Remembering Saint Benedict
ROME, JUNE 11, 2012 (Zenit.org).- Nearly half a century has passed since the father of western monasticism, Saint Benedict, was declared patron protector of Europe.
Throughout the Dark Ages of Europe following the fall of Rome, Scripture, patristic writings, classical literature, and scientific works that otherwise might have been forgotten or destroyed were kept safe behind monastery walls, where they were meticulously studied and preserved. The monastic tradition of the West was based upon the Benedictine Rule, a work which outlines precepts for living in community under the guidance of an abbot. For 1,500 years, Benedictines and other religious communities throughout the world have based their monastic structure upon this rule.
Benedict was born the son of a Roman noble in the town of Nursia in 480 AD, and spent much of his youth in the city of Rome. He would eventually leave Rome to live the life of a hermit in the mountains of Subiaco, a small town in the province of Rome. After receiving the call to live in community in a monastic setting, Saint Benedict left Subiaco and set off for the southern town of Monte Cassino, where he would remain, with his sister Saint Scholastica, until his death in 543.

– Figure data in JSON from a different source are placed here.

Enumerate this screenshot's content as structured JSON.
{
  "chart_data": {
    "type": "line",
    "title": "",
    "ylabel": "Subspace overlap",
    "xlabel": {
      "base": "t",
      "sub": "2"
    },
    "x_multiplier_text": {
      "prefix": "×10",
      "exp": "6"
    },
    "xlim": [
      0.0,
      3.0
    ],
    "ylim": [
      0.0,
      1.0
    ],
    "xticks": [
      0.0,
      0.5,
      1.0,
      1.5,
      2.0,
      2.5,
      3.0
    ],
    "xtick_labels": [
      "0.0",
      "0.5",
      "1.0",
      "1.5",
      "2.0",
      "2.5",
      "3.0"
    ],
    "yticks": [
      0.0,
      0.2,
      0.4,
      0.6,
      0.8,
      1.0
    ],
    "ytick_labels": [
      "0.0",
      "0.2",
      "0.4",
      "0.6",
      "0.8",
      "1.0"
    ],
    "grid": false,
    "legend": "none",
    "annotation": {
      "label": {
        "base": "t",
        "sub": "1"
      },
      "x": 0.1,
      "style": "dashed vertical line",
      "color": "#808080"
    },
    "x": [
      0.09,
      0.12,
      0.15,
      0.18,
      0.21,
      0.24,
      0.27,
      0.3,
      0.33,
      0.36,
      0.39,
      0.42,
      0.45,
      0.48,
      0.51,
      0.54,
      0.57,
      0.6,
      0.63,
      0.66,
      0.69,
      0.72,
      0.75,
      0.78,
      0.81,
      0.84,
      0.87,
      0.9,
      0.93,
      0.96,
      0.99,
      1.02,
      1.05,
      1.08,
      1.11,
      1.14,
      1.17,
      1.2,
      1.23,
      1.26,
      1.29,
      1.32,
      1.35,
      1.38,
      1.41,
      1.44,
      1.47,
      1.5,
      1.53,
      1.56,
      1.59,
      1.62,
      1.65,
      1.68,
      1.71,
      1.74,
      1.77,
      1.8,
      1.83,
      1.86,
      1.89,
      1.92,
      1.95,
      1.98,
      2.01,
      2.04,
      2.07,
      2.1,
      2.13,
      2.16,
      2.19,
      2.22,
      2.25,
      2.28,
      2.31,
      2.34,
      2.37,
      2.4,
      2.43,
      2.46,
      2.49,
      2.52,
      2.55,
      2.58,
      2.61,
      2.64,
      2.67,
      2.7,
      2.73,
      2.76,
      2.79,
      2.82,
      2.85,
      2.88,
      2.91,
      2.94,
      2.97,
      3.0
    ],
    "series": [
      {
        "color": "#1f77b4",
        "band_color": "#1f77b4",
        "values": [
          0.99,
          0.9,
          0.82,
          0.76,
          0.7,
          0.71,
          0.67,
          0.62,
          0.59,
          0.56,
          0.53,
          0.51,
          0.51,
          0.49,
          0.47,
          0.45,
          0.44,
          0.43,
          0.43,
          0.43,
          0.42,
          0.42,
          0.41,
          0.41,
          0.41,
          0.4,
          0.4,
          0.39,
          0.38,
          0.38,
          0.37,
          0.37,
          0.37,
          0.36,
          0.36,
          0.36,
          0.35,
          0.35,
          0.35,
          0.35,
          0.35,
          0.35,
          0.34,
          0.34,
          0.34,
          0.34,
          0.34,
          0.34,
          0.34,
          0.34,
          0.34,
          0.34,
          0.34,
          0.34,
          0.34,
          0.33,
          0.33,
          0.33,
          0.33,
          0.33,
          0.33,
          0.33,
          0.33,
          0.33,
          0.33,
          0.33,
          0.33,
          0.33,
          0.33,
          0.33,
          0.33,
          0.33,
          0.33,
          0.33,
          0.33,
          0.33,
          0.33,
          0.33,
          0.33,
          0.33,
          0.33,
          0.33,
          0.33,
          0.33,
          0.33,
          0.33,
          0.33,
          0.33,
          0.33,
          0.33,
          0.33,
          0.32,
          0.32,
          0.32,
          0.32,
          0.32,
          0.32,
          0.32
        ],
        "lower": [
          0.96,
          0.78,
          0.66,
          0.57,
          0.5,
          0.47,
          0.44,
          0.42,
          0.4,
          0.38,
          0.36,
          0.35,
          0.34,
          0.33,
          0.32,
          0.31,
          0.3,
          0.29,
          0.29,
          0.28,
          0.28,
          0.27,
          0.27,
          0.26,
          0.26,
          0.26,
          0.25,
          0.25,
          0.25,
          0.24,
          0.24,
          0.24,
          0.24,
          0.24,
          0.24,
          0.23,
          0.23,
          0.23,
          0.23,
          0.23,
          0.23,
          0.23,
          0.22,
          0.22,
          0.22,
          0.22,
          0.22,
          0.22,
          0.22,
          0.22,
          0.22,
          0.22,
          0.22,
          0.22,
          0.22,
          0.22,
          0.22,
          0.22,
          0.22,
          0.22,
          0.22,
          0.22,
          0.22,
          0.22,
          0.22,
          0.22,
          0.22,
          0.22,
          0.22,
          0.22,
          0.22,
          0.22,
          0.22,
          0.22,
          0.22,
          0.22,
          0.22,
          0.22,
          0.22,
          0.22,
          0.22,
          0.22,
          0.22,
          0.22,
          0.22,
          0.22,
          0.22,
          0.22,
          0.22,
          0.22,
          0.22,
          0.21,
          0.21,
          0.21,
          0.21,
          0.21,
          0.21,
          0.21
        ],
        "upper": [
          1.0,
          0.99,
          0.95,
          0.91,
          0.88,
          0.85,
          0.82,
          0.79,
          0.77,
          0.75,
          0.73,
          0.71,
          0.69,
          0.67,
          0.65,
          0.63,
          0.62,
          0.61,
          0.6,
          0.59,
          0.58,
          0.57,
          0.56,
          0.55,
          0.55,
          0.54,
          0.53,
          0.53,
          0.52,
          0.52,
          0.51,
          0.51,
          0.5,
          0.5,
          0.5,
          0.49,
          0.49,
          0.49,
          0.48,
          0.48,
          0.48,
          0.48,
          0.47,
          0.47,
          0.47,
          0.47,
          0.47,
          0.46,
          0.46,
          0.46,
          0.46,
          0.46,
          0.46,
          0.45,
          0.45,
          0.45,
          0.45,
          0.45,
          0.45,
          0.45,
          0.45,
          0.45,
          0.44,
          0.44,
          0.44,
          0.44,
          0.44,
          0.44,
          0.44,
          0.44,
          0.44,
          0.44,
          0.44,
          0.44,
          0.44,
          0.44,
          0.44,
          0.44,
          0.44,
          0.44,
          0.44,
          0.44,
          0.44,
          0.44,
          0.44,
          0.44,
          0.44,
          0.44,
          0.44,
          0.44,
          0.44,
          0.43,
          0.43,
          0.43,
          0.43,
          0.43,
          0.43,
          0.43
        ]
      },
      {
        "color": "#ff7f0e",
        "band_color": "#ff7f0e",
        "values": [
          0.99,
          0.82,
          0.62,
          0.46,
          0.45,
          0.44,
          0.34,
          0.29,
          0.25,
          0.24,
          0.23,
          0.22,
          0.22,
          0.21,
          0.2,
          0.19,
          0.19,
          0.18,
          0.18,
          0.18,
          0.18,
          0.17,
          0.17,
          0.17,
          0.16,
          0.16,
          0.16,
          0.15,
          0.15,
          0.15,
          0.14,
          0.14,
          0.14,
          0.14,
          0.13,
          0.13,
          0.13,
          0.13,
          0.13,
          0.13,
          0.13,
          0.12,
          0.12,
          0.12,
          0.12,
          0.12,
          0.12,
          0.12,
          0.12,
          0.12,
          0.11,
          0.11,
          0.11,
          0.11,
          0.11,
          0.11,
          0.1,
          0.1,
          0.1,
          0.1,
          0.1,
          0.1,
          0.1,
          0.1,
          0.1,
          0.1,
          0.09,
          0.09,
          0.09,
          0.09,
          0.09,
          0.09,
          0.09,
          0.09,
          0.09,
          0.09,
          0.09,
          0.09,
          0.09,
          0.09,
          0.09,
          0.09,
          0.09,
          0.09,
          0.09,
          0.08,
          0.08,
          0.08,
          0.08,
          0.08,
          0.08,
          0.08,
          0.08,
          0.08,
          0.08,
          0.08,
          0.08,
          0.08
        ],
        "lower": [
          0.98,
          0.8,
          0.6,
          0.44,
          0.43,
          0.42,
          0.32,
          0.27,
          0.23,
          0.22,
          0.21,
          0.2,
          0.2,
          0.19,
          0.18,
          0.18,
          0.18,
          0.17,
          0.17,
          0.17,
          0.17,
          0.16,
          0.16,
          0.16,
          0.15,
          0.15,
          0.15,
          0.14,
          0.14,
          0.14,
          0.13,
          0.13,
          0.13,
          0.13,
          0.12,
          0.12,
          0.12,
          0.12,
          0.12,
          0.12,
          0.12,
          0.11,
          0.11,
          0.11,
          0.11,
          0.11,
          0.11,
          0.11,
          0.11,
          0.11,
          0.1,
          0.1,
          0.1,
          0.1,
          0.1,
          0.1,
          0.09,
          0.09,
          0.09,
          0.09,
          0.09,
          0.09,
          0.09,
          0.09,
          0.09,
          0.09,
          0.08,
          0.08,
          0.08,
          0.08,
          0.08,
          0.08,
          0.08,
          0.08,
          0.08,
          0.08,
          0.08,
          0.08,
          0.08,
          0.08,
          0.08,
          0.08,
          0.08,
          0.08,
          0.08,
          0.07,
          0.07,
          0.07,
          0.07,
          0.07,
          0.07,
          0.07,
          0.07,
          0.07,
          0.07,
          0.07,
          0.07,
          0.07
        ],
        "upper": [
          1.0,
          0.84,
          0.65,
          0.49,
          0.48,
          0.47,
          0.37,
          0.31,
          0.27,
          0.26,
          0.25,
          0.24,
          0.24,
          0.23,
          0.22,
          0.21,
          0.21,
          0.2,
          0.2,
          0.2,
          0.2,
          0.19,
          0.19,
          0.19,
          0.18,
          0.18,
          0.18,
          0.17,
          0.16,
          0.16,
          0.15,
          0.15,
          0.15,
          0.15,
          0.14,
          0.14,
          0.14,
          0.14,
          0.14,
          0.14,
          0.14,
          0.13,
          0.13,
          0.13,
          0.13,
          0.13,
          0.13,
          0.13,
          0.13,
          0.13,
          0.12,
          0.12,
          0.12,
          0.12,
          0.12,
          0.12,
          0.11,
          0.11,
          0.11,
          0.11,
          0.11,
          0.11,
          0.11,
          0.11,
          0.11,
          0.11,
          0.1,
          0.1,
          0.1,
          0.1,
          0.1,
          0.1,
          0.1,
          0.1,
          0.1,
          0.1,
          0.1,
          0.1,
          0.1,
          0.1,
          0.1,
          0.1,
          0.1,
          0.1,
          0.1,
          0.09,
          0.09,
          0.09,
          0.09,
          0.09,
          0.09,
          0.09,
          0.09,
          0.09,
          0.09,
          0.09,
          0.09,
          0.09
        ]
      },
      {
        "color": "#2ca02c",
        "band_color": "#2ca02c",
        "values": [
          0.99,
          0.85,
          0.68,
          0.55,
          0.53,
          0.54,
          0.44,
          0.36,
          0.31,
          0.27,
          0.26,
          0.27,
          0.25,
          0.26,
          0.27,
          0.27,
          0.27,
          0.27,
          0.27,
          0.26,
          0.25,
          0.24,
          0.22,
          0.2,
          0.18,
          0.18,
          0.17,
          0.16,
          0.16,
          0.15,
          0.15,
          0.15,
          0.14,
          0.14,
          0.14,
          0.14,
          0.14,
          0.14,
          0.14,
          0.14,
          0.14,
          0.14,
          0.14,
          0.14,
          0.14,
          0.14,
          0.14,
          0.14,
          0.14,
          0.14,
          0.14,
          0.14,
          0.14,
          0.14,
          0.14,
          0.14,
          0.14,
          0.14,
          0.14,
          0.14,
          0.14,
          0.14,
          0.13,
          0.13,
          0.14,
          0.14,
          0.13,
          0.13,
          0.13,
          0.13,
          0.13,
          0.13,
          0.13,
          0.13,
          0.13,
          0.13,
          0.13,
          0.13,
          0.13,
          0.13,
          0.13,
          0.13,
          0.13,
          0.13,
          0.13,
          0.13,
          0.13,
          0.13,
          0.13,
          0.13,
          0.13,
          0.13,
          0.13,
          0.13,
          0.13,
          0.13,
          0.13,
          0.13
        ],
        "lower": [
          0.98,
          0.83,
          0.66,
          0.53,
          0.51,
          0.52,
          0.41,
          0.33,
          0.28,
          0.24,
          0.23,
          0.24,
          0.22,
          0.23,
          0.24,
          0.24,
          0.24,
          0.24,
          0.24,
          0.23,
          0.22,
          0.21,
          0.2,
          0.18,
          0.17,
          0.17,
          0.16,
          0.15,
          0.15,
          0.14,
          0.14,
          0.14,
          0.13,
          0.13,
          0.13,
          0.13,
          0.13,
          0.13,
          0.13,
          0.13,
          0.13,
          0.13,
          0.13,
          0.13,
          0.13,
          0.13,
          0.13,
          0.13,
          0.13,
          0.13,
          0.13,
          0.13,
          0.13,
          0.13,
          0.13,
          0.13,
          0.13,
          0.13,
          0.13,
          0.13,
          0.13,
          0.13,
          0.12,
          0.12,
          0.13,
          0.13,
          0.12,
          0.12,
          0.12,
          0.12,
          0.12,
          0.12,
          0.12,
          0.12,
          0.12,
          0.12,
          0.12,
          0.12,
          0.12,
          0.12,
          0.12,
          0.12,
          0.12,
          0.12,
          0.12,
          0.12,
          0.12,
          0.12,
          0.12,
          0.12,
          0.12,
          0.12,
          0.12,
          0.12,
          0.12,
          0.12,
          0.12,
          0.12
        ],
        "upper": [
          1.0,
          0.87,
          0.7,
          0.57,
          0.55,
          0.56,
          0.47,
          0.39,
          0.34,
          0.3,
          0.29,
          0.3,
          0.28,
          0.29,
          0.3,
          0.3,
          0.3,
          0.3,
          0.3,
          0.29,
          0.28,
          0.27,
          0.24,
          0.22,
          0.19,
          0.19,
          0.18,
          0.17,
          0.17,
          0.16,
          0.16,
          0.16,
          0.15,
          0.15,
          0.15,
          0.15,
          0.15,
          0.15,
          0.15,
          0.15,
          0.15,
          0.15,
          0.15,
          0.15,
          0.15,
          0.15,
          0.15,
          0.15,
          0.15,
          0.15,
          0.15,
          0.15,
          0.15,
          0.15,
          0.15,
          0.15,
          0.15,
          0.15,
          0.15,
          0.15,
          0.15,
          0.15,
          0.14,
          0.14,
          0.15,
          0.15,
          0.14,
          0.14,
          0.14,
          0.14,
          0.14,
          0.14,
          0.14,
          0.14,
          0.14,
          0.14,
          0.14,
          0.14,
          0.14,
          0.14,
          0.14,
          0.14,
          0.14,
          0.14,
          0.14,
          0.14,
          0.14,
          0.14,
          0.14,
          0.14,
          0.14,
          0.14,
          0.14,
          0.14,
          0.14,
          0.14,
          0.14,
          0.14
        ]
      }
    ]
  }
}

In 1964, Paul VI, in his apostolic letter Pacis Nuntius, made the proclamation declaring Saint Benedict the patron protector of Europe. “Messenger of peace,” the late Pontiff said describing the saint, “molder of union, magister of civilization, and above all herald of the religion of Christ and founder of monastic life in the West: these are the proper titles of exaltation given to St. Benedict, Abbot.”
“It was principally he and his sons, who with the cross, the book and the plow, carried Christian progress to scattered peoples from the Mediterranean to Scandinavia, from Ireland to the plains of Poland (Cf. AAS 39 (1947), p. 453). With the cross,” he continued, “that is, with the law of Christ, he lent consistency and growth to the ordering of public and private life.”
Following the collapse of the Roman Empire, Western culture was kept safe within the confines of monasteries. “With the book, then, i.e. with culture, the same St. Benedict, — from whom so many monasteries derive their name and vigor — with providential care, saved the classical tradition of the ancients at a time when the humanistic patrimony was being lost, by transmitting it intact to its descendants, and by restoring the cult of knowledge.”
The value which European society places upon its Benedictine roots was seen in recent decades when, after Monte Cassino was destroyed in WWII, it was completely restored. “This we do most willingly, repeating the actions of several of Our Predecessors, who personally took steps throughout the centuries towards the dedication of this center of monastic spirituality, which was made famous by the sepulcher of St. Benedict.”
“May so remarkable a saint,” Pope Paul VI continued, “receive our vow and, as he once dispelled the darkness by the light of Christian civilization and radiated the gift of peace, may he now preside over all of European life and by his intercession develop and increase it all the more.”